Others deal with such severe daily bowel problems that IBS affects their ability to work, sleep, and enjoy life.
For some people, dietary changes, such as cutting back on insoluble fiber or dairy, may improve symptoms. Probiotics also can help.
When constipation is the primary symptom of IBS (also called constipation-predominant IBS), increasing fiber intake and getting plenty of fluids are the first treatments.
Your doctor may also recommend a prescription laxative or other medication to help restore regular bowel movements.
Crohn’s disease and constipation
Symptoms may overlap with IBS, but these conditions are not the same.
Crohn’s disease occurs when the immune system mistakenly attacks the digestive tract. The main symptoms of Crohn’s disease include:
- abdominal cramps
- loss of appetite
- weight loss
- watery diarrhea
- the feeling that you need to have a bowel movement when you don’t (this may involve straining, pain, and cramping)
Some people with Crohn’s disease need iron or calcium supplements, which also can contribute to constipation.
There is no cure for Crohn’s disease. But changes to the diet along with certain medications can help. If you have Crohn’s disease and experience constipation, be sure to get your doctor’s advice before treating yourself.
Constipation from drugs and supplements
Some over-the-counter and prescription drugs, as well as some dietary supplements, cause constipation.
- iron supplements and vitamins with iron
- calcium supplements
- antacids that contain aluminum
- narcotic painkillers
- muscle relaxants
- some blood pressure drugs
- some prescription drugs used to treat seizure disorders, Parkinson’s disease, and overactive bladder
Talk with your doctor if you use any of these medications and are suffering from constipation. There may be other options available that are not constipating.
Painkillers and constipation
Constipation is a significant side effect of opioid (narcotic) painkillers.
Opioid pain relievers work by attaching to certain receptors that control pain. Most of these receptors are in the brain and central nervous system, but some are found in the bowels.
When the opioid pain relievers latch on to those receptors, they slow the wave of contractions, known as peristalsis, that pushes stool toward the anus. Extra water is absorbed out of the stool sitting in the bowel. This leaves stools dry and hard. The result is constipation.
If your doctor prescribes a narcotic pain reliever, ask about ways to prevent constipation before you start taking the medicine.
As you’ve seen constipation is uncomfortable for you, and it can be difficult to pinpoint a cause. A healthy lifestyle, with exercise and nutritious food—especially fiber and fluids—will go a long way toward keeping constipation at bay.
Talk with your doctor
Whether this is your first visit or a follow-up, ask your doctor:
- Is my constipation a sign of an underlying health problem?
- What steps can I take to treat it on my own?
- Should I be eating more of certain foods?
- Are there foods I should avoid?
- Should I take fiber supplements?
- Should I try over-the-counter laxatives or stool softeners?

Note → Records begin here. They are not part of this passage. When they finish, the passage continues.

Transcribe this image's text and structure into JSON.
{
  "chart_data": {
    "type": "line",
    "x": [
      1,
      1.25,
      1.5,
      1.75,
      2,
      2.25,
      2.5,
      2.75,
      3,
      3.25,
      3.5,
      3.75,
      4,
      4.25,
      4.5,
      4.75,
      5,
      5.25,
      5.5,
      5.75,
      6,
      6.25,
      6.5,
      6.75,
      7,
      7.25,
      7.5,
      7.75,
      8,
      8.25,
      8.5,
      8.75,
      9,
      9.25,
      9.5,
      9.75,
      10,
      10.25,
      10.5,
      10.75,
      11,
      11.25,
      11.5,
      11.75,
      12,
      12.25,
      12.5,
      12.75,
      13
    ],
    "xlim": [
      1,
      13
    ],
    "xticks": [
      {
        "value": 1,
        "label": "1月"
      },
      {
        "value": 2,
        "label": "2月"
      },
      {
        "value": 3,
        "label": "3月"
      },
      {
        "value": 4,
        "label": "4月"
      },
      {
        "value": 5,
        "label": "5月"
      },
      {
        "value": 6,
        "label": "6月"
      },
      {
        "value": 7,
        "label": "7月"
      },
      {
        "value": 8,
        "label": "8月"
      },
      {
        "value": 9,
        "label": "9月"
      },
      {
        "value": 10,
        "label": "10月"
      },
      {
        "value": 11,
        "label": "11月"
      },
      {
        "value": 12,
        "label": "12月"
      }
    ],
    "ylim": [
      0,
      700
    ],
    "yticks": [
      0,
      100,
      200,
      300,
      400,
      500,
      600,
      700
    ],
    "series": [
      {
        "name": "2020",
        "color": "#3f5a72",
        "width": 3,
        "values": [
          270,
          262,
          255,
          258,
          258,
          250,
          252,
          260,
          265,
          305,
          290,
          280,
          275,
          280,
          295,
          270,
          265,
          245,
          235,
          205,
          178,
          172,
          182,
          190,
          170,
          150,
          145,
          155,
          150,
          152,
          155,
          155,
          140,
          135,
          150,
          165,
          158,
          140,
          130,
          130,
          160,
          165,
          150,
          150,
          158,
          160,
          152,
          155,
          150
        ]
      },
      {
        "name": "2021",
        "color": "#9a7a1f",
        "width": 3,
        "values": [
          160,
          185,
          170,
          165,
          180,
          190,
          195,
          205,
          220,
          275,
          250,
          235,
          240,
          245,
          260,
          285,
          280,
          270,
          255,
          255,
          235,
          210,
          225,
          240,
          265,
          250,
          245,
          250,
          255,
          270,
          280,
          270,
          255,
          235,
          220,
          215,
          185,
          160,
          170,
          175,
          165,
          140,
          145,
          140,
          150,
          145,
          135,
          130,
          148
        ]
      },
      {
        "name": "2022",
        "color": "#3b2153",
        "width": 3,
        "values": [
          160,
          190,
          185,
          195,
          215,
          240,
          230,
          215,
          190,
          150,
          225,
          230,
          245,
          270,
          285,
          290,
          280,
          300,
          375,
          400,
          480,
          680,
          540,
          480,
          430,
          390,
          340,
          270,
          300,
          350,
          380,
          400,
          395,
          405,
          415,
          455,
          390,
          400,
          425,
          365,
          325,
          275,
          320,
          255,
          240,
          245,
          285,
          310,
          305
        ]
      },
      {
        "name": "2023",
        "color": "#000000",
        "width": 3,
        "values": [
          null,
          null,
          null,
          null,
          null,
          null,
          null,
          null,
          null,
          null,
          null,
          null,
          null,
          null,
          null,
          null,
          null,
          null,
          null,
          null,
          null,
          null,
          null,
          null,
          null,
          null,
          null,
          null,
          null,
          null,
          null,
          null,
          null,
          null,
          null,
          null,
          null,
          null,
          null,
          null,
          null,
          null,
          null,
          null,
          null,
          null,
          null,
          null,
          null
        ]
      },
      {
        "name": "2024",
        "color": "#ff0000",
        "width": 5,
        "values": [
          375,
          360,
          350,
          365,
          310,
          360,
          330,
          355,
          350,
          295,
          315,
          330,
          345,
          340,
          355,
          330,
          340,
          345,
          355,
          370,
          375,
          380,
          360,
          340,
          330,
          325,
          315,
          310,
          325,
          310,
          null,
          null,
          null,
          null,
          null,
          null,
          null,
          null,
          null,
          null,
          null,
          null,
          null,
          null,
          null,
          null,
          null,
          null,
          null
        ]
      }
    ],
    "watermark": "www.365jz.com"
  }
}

Your doctor may want to know:
- Is this the first time you’ve experienced constipation?
- When did it start and how long has it lasted?
- Do you take any over-the-counter medications or supplements? If so, which ones?
- What have you tried to relieve constipation (laxatives, stool softeners, diet)?
- Do you use laxatives regularly?
- Have you had other symptoms such as fever, unintended weight loss, or bleeding during bowel movements?